Table 1. Demographic and clinical characteristics at baseline of the two subgroups of patients.

At week 16, 46.67% of patients treated with anti-IL-23 and 42.37% of those receiving an inhibitor of IL-17 achieved a ppPGA of 0/1. After 28 weeks, 64% and 55.32% of patients treated with anti-IL-23 and anti-IL-17 respectively, experienced complete or almost complete skin clearance at palmoplantar regions. After one year of treatment, ppPGA of 0/1 was reached by 80.95% and 64.86% of patients receiving anti-IL-23 and anti-IL-17, respectively. At week 104, the effectiveness endpoint was achieved by all patients under treatment with IL-23 inhibitors and by 80.77% of those receiving anti-IL-17 drugs (). No statistically significant differences were observed throughout the study period. No serious AEs or AEs leading to discontinuation were observed in our experience. Despite the small proportion of surface area affected in palmoplantar psoriasis, there is a disproportion between the clinical picture and the impact on the patient’s well-being (Citation2). Few data are available regarding the use of biologics in palmoplantar psoriasis. In a few clinical trials, different biologics (ustekinumab, secukinumab and ixekizumab) have shown efficacy compared with placebo, with ixekizumab also demonstrating superiority compared to etanercept (Citation5–7). Data regarding IL-23 inhibitors for treating palmoplantar psoriasis are currently limited to case reports (Citation8,Citation9) and real-world experiences. However, real-life studies have not specifically focused on palmar and plantar involvement (Citation10–12). Our experience supports the effectiveness of interleukin inhibitors for the treatment of palmoplantar psoriasis without significant differences between anti-IL-17 and anti-IL-23 drugs in both the short- and long-term. However, larger and longer studies are needed to further investigate these treatments’ role in severe palmoplantar psoriasis.

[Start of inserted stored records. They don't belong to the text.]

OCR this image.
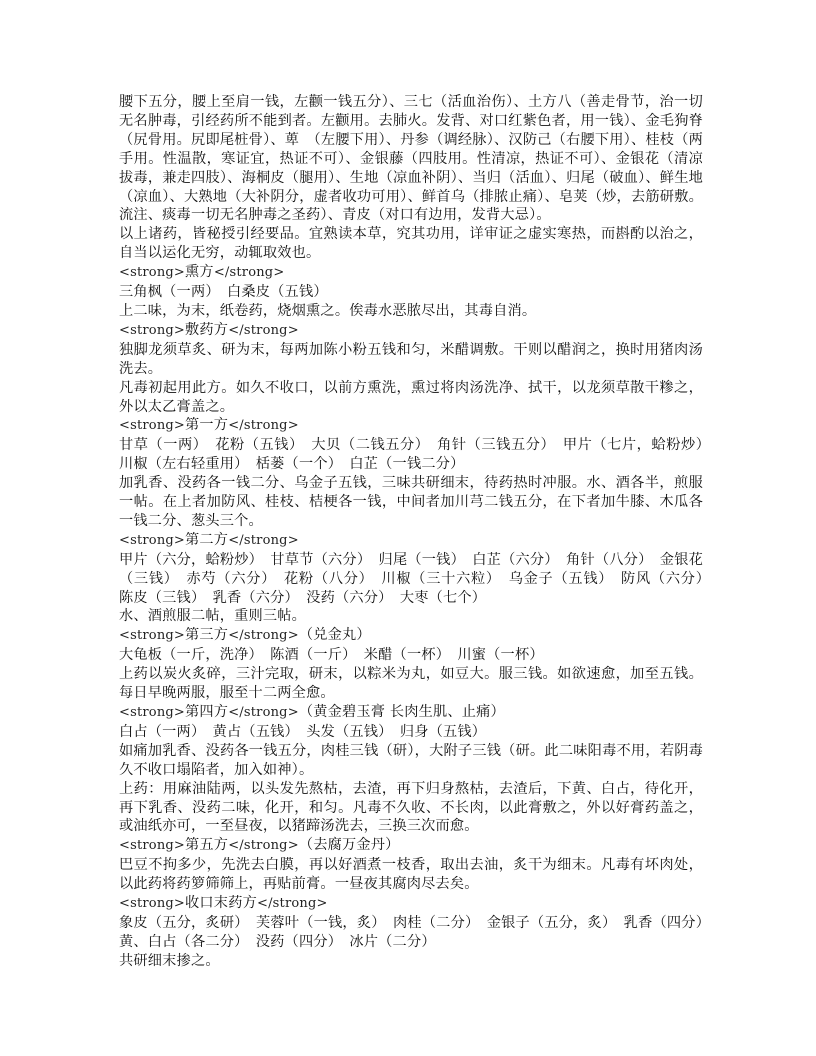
腰下五分，腰上至肩一钱，左颧一钱五分）、三七（活血治伤）、土方八（善走骨节，治一切无名肿毒，引经药所不能到者。左颧用。去肺火。发背、对口红紫色者，用一钱）、金毛狗脊（尻骨用。尻即尾桩骨）、萆　（左腰下用）、丹参（调经脉）、汉防己（右腰下用）、桂枝（两手用。性温散，寒证宜，热证不可）、金银藤（四肢用。性清凉，热证不可）、金银花（清凉拔毒，兼走四肢）、海桐皮（腿用）、生地（凉血补阴）、当归（活血）、归尾（破血）、鲜生地（凉血）、大熟地（大补阴分，虚者收功可用）、鲜首乌（排脓止痛）、皂荚（炒，去筋研敷。流注、痰毒一切无名肿毒之圣药）、青皮（对口有边用，发背大忌）。

以上诸药，皆秘授引经要品。宜熟读本草，究其功用，详审证之虚实寒热，而斟酌以治之，自当以运化无穷，动辄取效也。

<strong>熏方</strong>

三角枫（一两）　白桑皮（五钱）

上二味，为末，纸卷药，烧烟熏之。俟毒水恶脓尽出，其毒自消。

<strong>敷药方</strong>

独脚龙须草炙、研为末，每两加陈小粉五钱和匀，米醋调敷。干则以醋润之，换时用猪肉汤洗去。

凡毒初起用此方。如久不收口，以前方熏洗，熏过将肉汤洗净、拭干，以龙须草散干糁之，外以太乙膏盖之。

<strong>第一方</strong>

甘草（一两）　花粉（五钱）　大贝（二钱五分）　角针（三钱五分）　甲片（七片，蛤粉炒）　川椒（左右轻重用）　栝蒌（一个）　白芷（一钱二分）

加乳香、没药各一钱二分、乌金子五钱，三味共研细末，待药热时冲服。水、酒各半，煎服一帖。在上者加防风、桂枝、桔梗各一钱，中间者加川芎二钱五分，在下者加牛膝、木瓜各一钱二分、葱头三个。

<strong>第二方</strong>

甲片（六分，蛤粉炒）　甘草节（六分）　归尾（一钱）　白芷（六分）　角针（八分）　金银花（三钱）　赤芍（六分）　花粉（八分）　川椒（三十六粒）　乌金子（五钱）　防风（六分）　陈皮（三钱）　乳香（六分）　没药（六分）　大枣（七个）

水、酒煎服二帖，重则三帖。

<strong>第三方</strong>（兑金丸）

大龟板（一斤，洗净）　陈酒（一斤）　米醋（一杯）　川蜜（一杯）

上药以炭火炙碎，三汁完取，研末，以粽米为丸，如豆大。服三钱。如欲速愈，加至五钱。每日早晚两服，服至十二两全愈。

<strong>第四方</strong>（黄金碧玉膏 长肉生肌、止痛）

白占（一两）　黄占（五钱）　头发（五钱）　归身（五钱）

如痛加乳香、没药各一钱五分，肉桂三钱（研），大附子三钱（研。此二味阳毒不用，若阴毒久不收口塌陷者，加入如神）。

上药：用麻油陆两，以头发先熬枯，去渣，再下归身熬枯，去渣后，下黄、白占，待化开，再下乳香、没药二味，化开，和匀。凡毒不久收、不长肉，以此膏敷之，外以好膏药盖之，或油纸亦可，一至昼夜，以猪蹄汤洗去，三换三次而愈。

<strong>第五方</strong>（去腐万金丹）

巴豆不拘多少，先洗去白膜，再以好酒煮一枝香，取出去油，炙干为细末。凡毒有坏肉处，以此药将药箩筛筛上，再贴前膏。一昼夜其腐肉尽去矣。

<strong>收口末药方</strong>

象皮（五分，炙研）　芙蓉叶（一钱，炙）　肉桂（二分）　金银子（五分，炙）　乳香（四分）　黄、白占（各二分）　没药（四分）　冰片（二分）

共研细末掺之。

Figure 1. Proportion of patients achieving ppPGA 0/1 (clear or almost clear) at each time point in patients treated with anti-IL-23 and anti-IL-17. IL: Interleukin; ppPGA: palmoplantar Psoriasis Global Assessment

Figure 1. Proportion of patients achieving ppPGA 0/1 (clear or almost clear) at each time point in patients treated with anti-IL-23 and anti-IL-17. IL: Interleukin; ppPGA: palmoplantar Psoriasis Global Assessment

Compliance with ethics Guidelines

Institutional review board approval was exempted as the study protocol did not deviate from standard clinical practice. The patient received biologics as in good clinical practice, in accordance with European guidelines. The patient and her parents had provided written consent for retrospective study of data collected during routine clinical practice (demographics, clinical scores) and for the publication of clinical pictures. The study was performed in accordance with the Helsinki Declaration of 1964 and its later amendments. Data collection and handling complied with applicable laws, regulations, and guidance regarding patient protection, including patient privacy.

Disclosure statement

L. Gargiulo has been a consultant for Almirall. A. Narcisi has served on advisory boards, received honoraria for lectures and research grants from Almirall, Abbvie, Leo Pharma, Celgene, Eli Lilly, Janssen, Novartis, Sanofi‐Genzyme, Amgen and Boehringer Ingelheim. A. Costanzo has served as an advisory board member, consultant and has received fees and speaker’s honoraria or has participated in clinical trials for Abbvie, Almirall, Biogen, LEO Pharma, Lilly, Janssen, Novartis, Pfizer, Sanofi Genzyme, and UCB-Pharma. M. Valenti has been a consultant and/or speaker for Sanofi, Leo Pharma, Eli Lilly, Novartis, Janssen, AbbVie and Boehringer Ingelheim. The other authors have nothing to disclose.

Data availability statement

Data available on request from the authors.

Additional information

Funding

The author(s) reported there is no funding associated with the work featured in this article.